The legal structure is not changing soon. Prior appropriation is embedded in Oregon statute and in constitutional water law across seventeen western states. A household that waits for the law to protect its water access is making a bet on a decades-long policy fight.

What we'd actually do

Check your county's OWRD groundwater report before summer peaks. Oregon Water Resources Department publishes basin-specific groundwater level data at owrd.oregon.gov. If you're on a private well, pull the data for your township. A well that held steady through the 2021 drought year gives you a baseline. One that dropped noticeably is a well to watch — and potentially to deepen or supplement.

Store more water than you think you need, in a form you can actually use. The standard emergency guidance is 72 hours of water at one gallon per person per day. That covers a burst pipe or a grid outage. It does not cover a well that runs low for six weeks in August. For rural Oregon households, 30 days of stored water for drinking and sanitation is a more honest target. Food-grade 55-gallon barrels run under $80 used; a basic hand pump for a gravity-fed tank adds another $50-100.

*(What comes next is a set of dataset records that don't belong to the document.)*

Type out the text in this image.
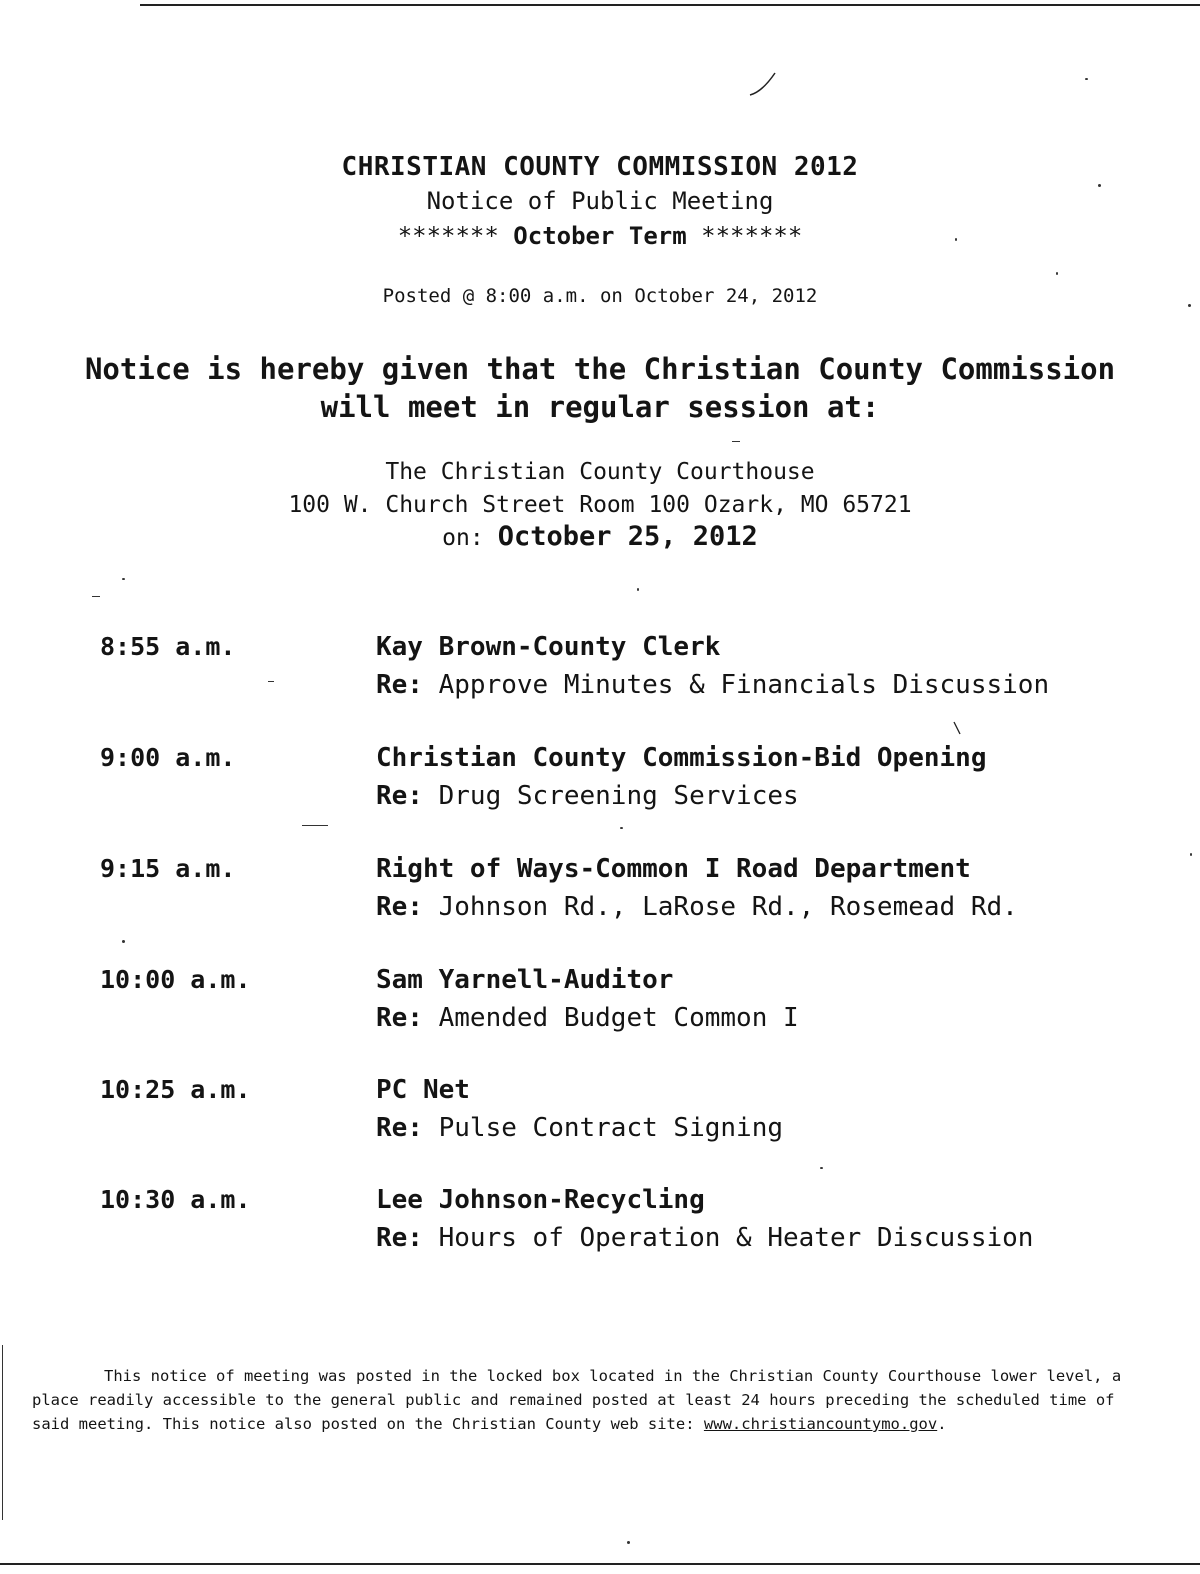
CHRISTIAN COUNTY COMMISSION 2012
Notice of Public Meeting
******* October Term *******
Posted @ 8:00 a.m. on October 24, 2012
Notice is hereby given that the Christian County Commission
will meet in regular session at:
The Christian County Courthouse
100 W. Church Street Room 100 Ozark, MO 65721
on: October 25, 2012
8:55 a.m.	Kay Brown-County Clerk
Re: Approve Minutes & Financials Discussion
9:00 a.m.	Christian County Commission-Bid Opening
Re: Drug Screening Services
9:15 a.m.	Right of Ways-Common I Road Department
Re: Johnson Rd., LaRose Rd., Rosemead Rd.
10:00 a.m.	Sam Yarnell-Auditor
Re: Amended Budget Common I
10:25 a.m.	PC Net
Re: Pulse Contract Signing
10:30 a.m.	Lee Johnson-Recycling
Re: Hours of Operation & Heater Discussion
This notice of meeting was posted in the locked box located in the Christian County Courthouse lower level, a place readily accessible to the general public and remained posted at least 24 hours preceding the scheduled time of said meeting. This notice also posted on the Christian County web site: www.christiancountymo.gov.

Map your household's food exposure to Eastern Oregon agriculture. This is a simple exercise: look at what you buy regularly that comes from Oregon's high desert interior — beef, potatoes, onions, hay if you keep animals. Identify one or two of those categories where you could build a short-term buffer (a chest freezer with an extra month of protein, a root cellar or cool garage corner with a bag of storage potatoes). You're not hoarding. You're smoothing a supply curve that drought years make lumpy.

If you rent or own in a drought-prone basin, ask about water source before the next lease or purchase. This is the action most people skip. Whether you're renewing a rural lease or considering a property purchase east of the Cascades, ask specifically: municipal water or private well, what is the well depth, and has the well ever run low. Oregon has no requirement that sellers disclose past well problems beyond what's in the inspection. Ask the question directly.

The bigger picture

Oregon's water law was written for a wetter century. The state isn't alone — California, Idaho, and Arizona are running the same legal infrastructure through a different climate than it was designed for. The ProPublica investigation is useful not as a call to outrage but as a map of structural fragility. Where legal frameworks protect legacy wealth over distributed resilience, individual households absorb the slack.

That doesn't require a fatalistic read. It requires an honest one. Durable households in the West plan around water the way coastal households plan around flood seasons — not with panic, but with specificity.